Sé que esta entrada es extensa, extensísima. Pero diría que –salvo las de un servidor– vale cada línea de este texto de John R. R. Tolkien,
Mythopeia, que dejo completo para que lo aproveche quien lo quiera (el original en inglés, otro día).
Se sabe que el poema es una respuesta a una famosa conversación en la tarde-noche del 19 de septiembre de 1931 por los alrededores del Magdalen College, en Oxford, entre Tolkien, C.S. Lewis y Hugo Dyson, con este asunto de la validez de los mitos como eje, entre otros asuntos mayores.
Pero se engaña fácil quien crea que se está hablando de literatura y nada más. Cierto: es, al menos, literatura. Pero no es solamente literatura.
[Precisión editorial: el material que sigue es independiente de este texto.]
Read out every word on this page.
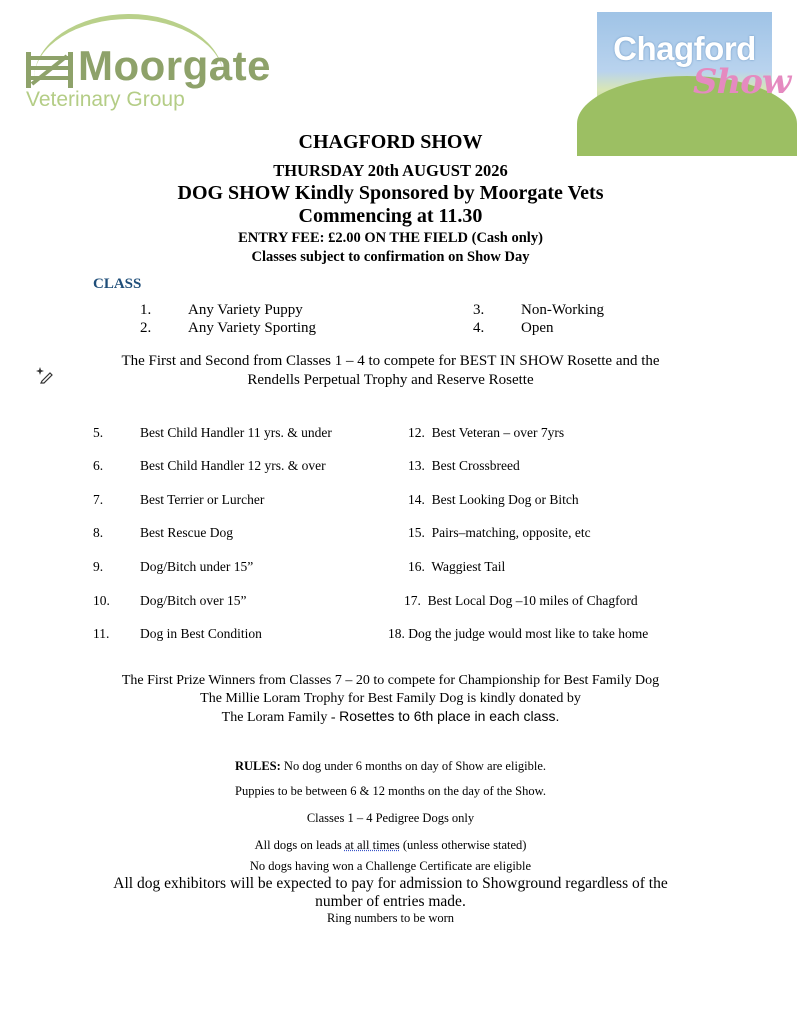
Moorgate
Veterinary Group
Chagford
Show
CHAGFORD SHOW
THURSDAY 20th AUGUST 2026
DOG SHOW Kindly Sponsored by Moorgate Vets
Commencing at 11.30
ENTRY FEE: £2.00 ON THE FIELD (Cash only)
Classes subject to confirmation on Show Day
CLASS
1. Any Variety Puppy
2. Any Variety Sporting
3. Non-Working
4. Open
The First and Second from Classes 1 – 4 to compete for BEST IN SHOW Rosette and the
Rendells Perpetual Trophy and Reserve Rosette
5.	Best Child Handler 11 yrs. & under
6.	Best Child Handler 12 yrs. & over
7.	Best Terrier or Lurcher
8.	Best Rescue Dog
9.	Dog/Bitch under 15”
10. Dog/Bitch over 15”
11. Dog in Best Condition
12.  Best Veteran – over 7yrs
13.  Best Crossbreed
14.  Best Looking Dog or Bitch
15.  Pairs–matching, opposite, etc
16.  Waggiest Tail
17.  Best Local Dog –10 miles of Chagford
18. Dog the judge would most like to take home
The First Prize Winners from Classes 7 – 20 to compete for Championship for Best Family Dog
The Millie Loram Trophy for Best Family Dog is kindly donated by
The Loram Family - Rosettes to 6th place in each class.
RULES: No dog under 6 months on day of Show are eligible.
Puppies to be between 6 & 12 months on the day of the Show.
Classes 1 – 4 Pedigree Dogs only
All dogs on leads at all times (unless otherwise stated)
No dogs having won a Challenge Certificate are eligible
All dog exhibitors will be expected to pay for admission to Showground regardless of the
number of entries made.
Ring numbers to be worn
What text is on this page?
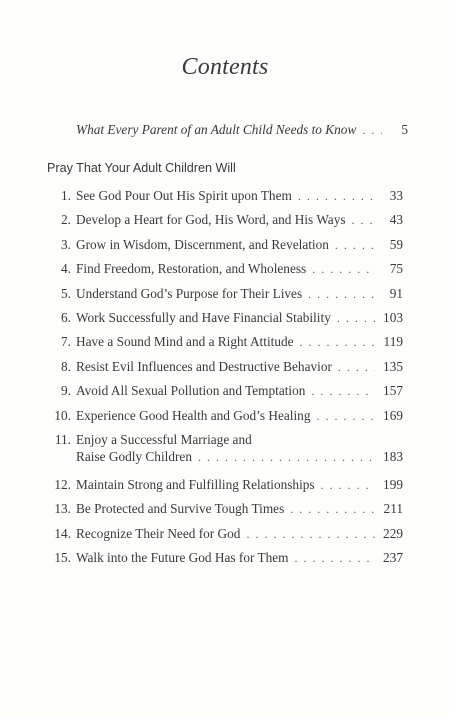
Contents
What Every Parent of an Adult Child Needs to Know . . .	5
Pray That Your Adult Children Will
1. See God Pour Out His Spirit upon Them . . .	33
2. Develop a Heart for God, His Word, and His Ways . . .	43
3. Grow in Wisdom, Discernment, and Revelation . . .	59
4. Find Freedom, Restoration, and Wholeness . . .	75
5. Understand God’s Purpose for Their Lives . . .	91
6. Work Successfully and Have Financial Stability . . .	103
7. Have a Sound Mind and a Right Attitude . . .	119
8. Resist Evil Influences and Destructive Behavior . . .	135
9. Avoid All Sexual Pollution and Temptation . . .	157
10. Experience Good Health and God’s Healing . . .	169
11. Enjoy a Successful Marriage and
Raise Godly Children . . .	183
12. Maintain Strong and Fulfilling Relationships . . .	199
13. Be Protected and Survive Tough Times . . .	211
14. Recognize Their Need for God . . .	229
15. Walk into the Future God Has for Them . . .	237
O, diciéndolo mejor, la literatura es mucho más que lo que creen quienes creen que la literatura es solamente literatura.
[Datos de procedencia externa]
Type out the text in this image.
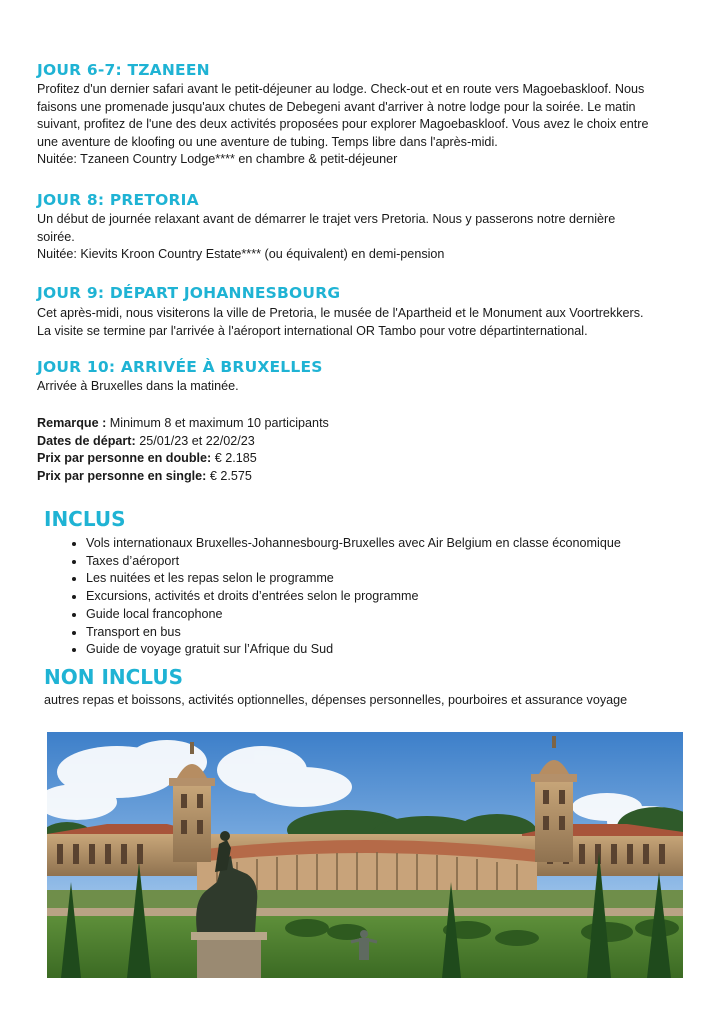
JOUR 6-7: TZANEEN

Profitez d'un dernier safari avant le petit-déjeuner au lodge. Check-out et en route vers Magoebaskloof. Nous
faisons une promenade jusqu'aux chutes de Debegeni avant d'arriver à notre lodge pour la soirée. Le matin
suivant, profitez de l'une des deux activités proposées pour explorer Magoebaskloof. Vous avez le choix entre
une aventure de kloofing ou une aventure de tubing. Temps libre dans l'après-midi.
Nuitée: Tzaneen Country Lodge**** en chambre & petit-déjeuner

JOUR 8: PRETORIA

Un début de journée relaxant avant de démarrer le trajet vers Pretoria. Nous y passerons notre dernière
soirée.
Nuitée: Kievits Kroon Country Estate**** (ou équivalent) en demi-pension

JOUR 9: DÉPART JOHANNESBOURG

Cet après-midi, nous visiterons la ville de Pretoria, le musée de l'Apartheid et le Monument aux Voortrekkers.
La visite se termine par l'arrivée à l'aéroport international OR Tambo pour votre départinternational.

JOUR 10: ARRIVÉE À BRUXELLES

Arrivée à Bruxelles dans la matinée.

Remarque : Minimum 8 et maximum 10 participants
Dates de départ: 25/01/23 et 22/02/23
Prix par personne en double: € 2.185
Prix par personne en single: € 2.575
INCLUS
• Vols internationaux Bruxelles-Johannesbourg-Bruxelles avec Air Belgium en classe économique
• Taxes d’aéroport
• Les nuitées et les repas selon le programme
• Excursions, activités et droits d’entrées selon le programme
• Guide local francophone
• Transport en bus
• Guide de voyage gratuit sur l’Afrique du Sud
NON INCLUS

autres repas et boissons, activités optionnelles, dépenses personnelles, pourboires et assurance voyage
Y Mythopoeia es un buen ejemplo.
Por eso mismo creo que vale la pena ver en estos versos todo lo que ellos puedan decirnos, aun de las cosas más inmediatas del tiempo presente. El modo de ver esos mismos tiempos y sus púas, por ejemplo. Algo que, los que no saben lo que es la literatura en su fino fondo, difícilmente puedan ver o gustar.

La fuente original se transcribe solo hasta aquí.